Everyone is talking about AI: What is it? Will it take our jobs? Will it save the world or will it ruin everything?

So when I was lucky enough to be invited to a panel discussion called “Regulating AI in Pharmacovigilance” I jumped at the chance. This is a topic of key relevance to our clients right now and something I was feeling rather bewildered by.

We heard from visionary leaders Felix Arellano and Andrew Bate, plus experienced fellow Pharmacovigilance professionals, including Julia Appelskog, who literally wrote the book on this!

Discussion points included:

The biggest issue in PhV right now is recruitment and retention of talent.

AI could help with this by taking on some of the time-consuming, high-volume work. This could release the talented individuals within PhV organisations to use their brain power for more strategic activities.

Human oversight remains critical and the outputs from AI still require review by a qualified individual. But several examples were cited where AI could perform some tasks more efficiently than a human, including reviewing literature to identify relevant safety data, language translations, MedDRA coding and processing new or follow up case reports, which would then be presented for review by one of us.

We have been using Bayesian methods in PhV for many years.

This was the cutting-edge when it was introduced and many were wary of it at that time, but this machine learning became the accepted method for detecting signals that we now rely on.

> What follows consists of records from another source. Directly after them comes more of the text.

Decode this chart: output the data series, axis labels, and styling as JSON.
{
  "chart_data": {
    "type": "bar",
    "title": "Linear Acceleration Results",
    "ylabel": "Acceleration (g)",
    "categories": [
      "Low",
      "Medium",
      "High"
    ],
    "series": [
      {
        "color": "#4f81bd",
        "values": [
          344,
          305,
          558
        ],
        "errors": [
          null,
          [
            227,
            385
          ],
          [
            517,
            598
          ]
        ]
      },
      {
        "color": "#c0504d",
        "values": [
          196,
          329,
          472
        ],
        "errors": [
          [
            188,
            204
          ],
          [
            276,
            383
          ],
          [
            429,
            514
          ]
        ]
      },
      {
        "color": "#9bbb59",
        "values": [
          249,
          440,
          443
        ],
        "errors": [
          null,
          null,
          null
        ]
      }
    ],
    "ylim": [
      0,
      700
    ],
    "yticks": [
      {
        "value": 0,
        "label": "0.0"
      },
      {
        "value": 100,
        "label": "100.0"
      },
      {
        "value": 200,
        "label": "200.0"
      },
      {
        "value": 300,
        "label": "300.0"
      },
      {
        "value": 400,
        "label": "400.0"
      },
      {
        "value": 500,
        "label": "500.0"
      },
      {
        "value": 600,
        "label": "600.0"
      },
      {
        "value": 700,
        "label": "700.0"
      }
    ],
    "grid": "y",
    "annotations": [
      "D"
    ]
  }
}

Regulatory Agency ongoing work

Agencies are assessing the risks and potential impacts of AI. For example in the MHRA Symposium in February this year one of the topics discussed was AI and their work with Health Canada in this area.

In March this year FDA published “Artificial Intelligence and Medical Products: How CBER, CDER, CDRH, and OCP are Working Together,” which represents the FDA’s coordinated approach to AI and builds on their previous action plan.

Many other agencies around the world have begun to develop their own versions of GVP, following in the EMA footsteps, and will be incorporating their ideas on AI into their country-specific regulations.

However, this leads to variability between the regions, with consequent increases in costs of development of new medical interventions, that ultimately translate into higher prices for healthcare systems.

CIOMS XIV Working Group

The objectives of this Working Group per their website (CIOMS XIV) are “to establish and promote principles and guidance for the use of artificial intelligence or intelligence augmentation in the field of pharmacovigilance building on and complementing the broader initiatives underway”. It’s great that this group are already discussing the topic and we hope to see some outputs over the next couple of years.

But even while you are reading this the technology is advancing at light-speed and one of the key challenges is trying to design guidelines that keep up with all the available different types of AI.

I remain optimistic that the urgent need to regulate AI will bring everyone back to the table and lead to harmonisation.

This panel discussion gave me a great deal of insight and understanding, building on the excellent presentation on AI by Trishan Panch I attended at the Faculty Symposium last year. But the more I learn about AI the more I realise how much there is to learn!